Weichselbaum, Center co-director and D.K. Ludwig Professor and Chairman of the Department of Radiation and Cellular Oncology, said the gift meets an urgent and widespread need, particularly as cancer rates among the elderly in the United States are expected to continue to increase as the population ages.

"Although metastasis is the leading cause of cancer deaths, accounting for 80 to 90 percent of cancer mortality, it has only recently become a major focus of research," he said. "This will enable us to learn more about its basic biology and to use that knowledge to develop new therapies."

The University of Chicago team has made significant progress in cancer-metastasis research, particularly in the area of radiotherapy.

"We've already had some success using precisely targeted high-dose radiotherapy for patients with a limited number of metastases," Weichselbaum said. "We completed small clinical trials involving patients with five or fewer metastases and no proven treatment options. At least 20 percent of those patients are still alive five years after their therapy.
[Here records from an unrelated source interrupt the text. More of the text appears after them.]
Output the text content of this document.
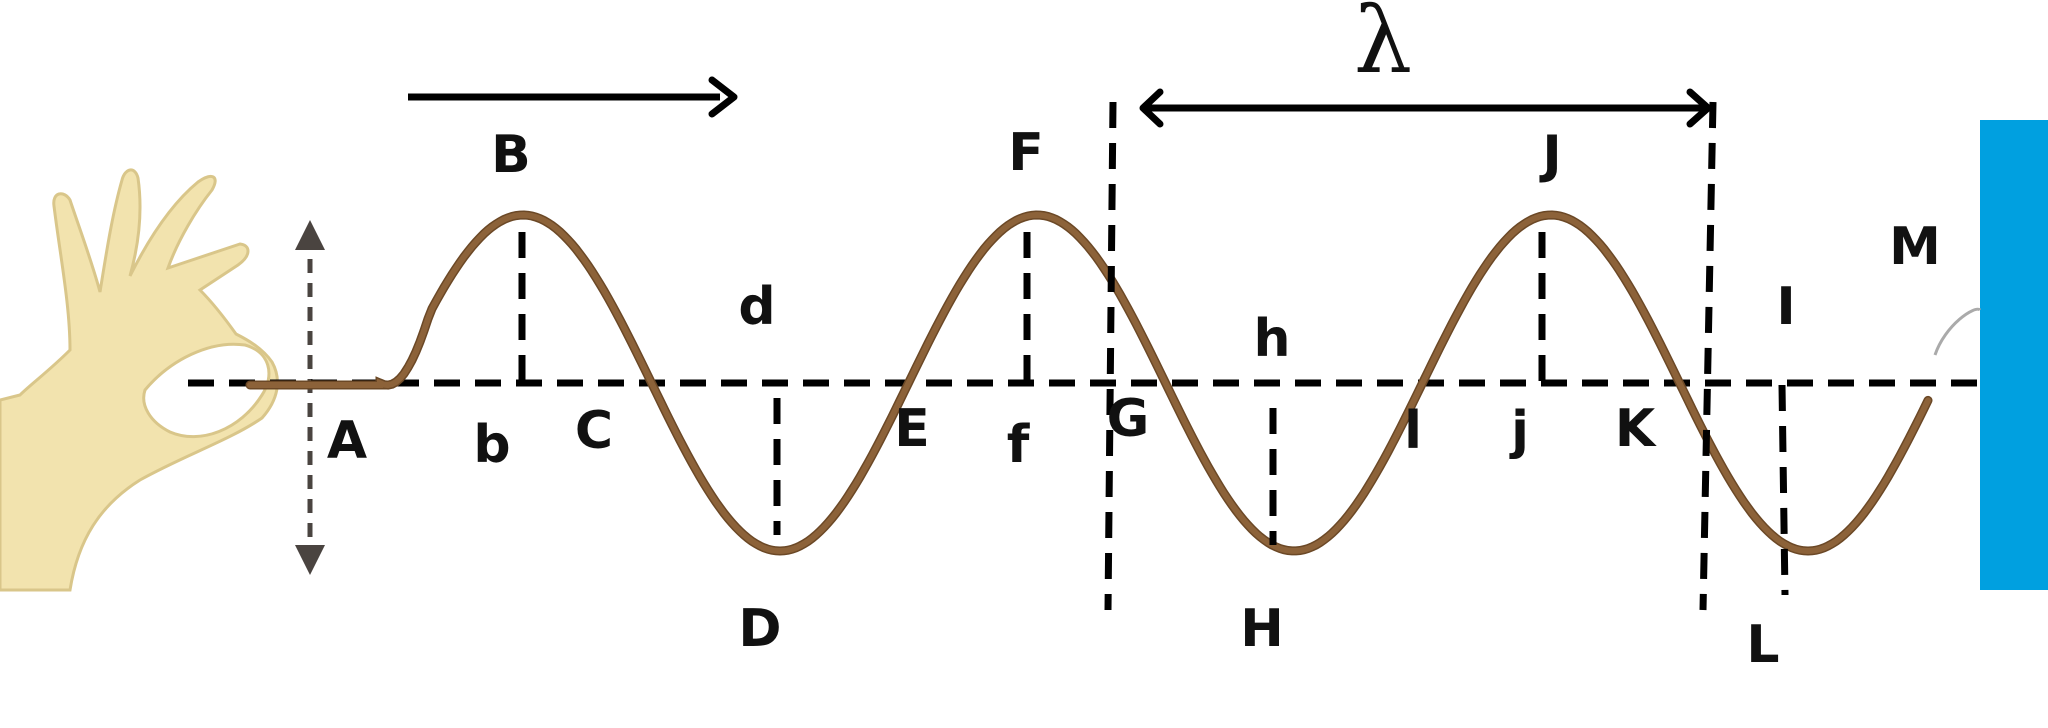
λ
A
B
C
D
E
F
G
H
I
J
K
L
M
b
d
f
h
l j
We are also developing genetic classifiers to identify those patients who are most likely to benefit from this approach."

As an initial focus, the Chicago researchers at the Ludwig Center have been studying the genes and processes involved in metastasis and developing and testing novel ways to treat it. This includes using steroid hormone analogs and their receptors to detect metastasis, determine their location and deliver cancer-killing treatments directly to tumor cells.
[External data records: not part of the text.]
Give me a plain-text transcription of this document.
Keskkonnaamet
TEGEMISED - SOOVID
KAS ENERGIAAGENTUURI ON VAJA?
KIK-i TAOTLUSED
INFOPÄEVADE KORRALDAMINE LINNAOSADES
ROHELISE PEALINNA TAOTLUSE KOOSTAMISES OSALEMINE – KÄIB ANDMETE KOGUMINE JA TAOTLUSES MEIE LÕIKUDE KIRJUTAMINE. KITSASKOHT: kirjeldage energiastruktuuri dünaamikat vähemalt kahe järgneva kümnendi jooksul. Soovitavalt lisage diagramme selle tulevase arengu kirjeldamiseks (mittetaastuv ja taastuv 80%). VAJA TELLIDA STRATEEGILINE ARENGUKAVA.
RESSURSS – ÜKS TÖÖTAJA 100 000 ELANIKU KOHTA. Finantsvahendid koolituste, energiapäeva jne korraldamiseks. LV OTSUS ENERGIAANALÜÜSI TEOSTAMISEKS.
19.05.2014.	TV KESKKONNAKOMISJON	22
"We find that steroid receptors can provide accessible and highly specific targets, even in advanced metastatic disease," Greene said.

They also will continue promising studies of treatment, using highly focused radiation and other tools, for patients with oligometastasis, a defined intermediate state between localized disease and widespread metastasis.

A history of innovation,
The University of Chicago Ludwig Center directors combine deep expertise in the basic biology of cancer with a long-term commitment to innovation in cancer care. Greene is an authority on the role of steroid hormones and their receptors as targets for cancer therapy and on the roles of microRNAs, which can promote or inhibit cancer cell growth, invasion and metastasis. Weichselbaum is an expert on radiation therapy for cancer care and on novel ways to combine it with other forms of treatment, such as genetic or immunotherapies.

University of Chicago scientists have been at the forefront of hormone- and radiation-based cancer treatments since the 1940s. In 1941, Charles Huggins, MD, a urologic surgeon at the University of Chicago, demonstrated the relationship between testosterone and prostate cancer, establishing the concept of hormonal treatment of cancer, which he subsequently extended to breast and other cancers. His discoveries brought him the Nobel Prize for Physiology or Medicine in 1966.

Large-scale investigations at the University on radiation biology and its application to cancer treatment grew out of the Manhattan Project during World War II, leading to rapid advances, with substantial early funding from the U.S. Atomic Energy Commission.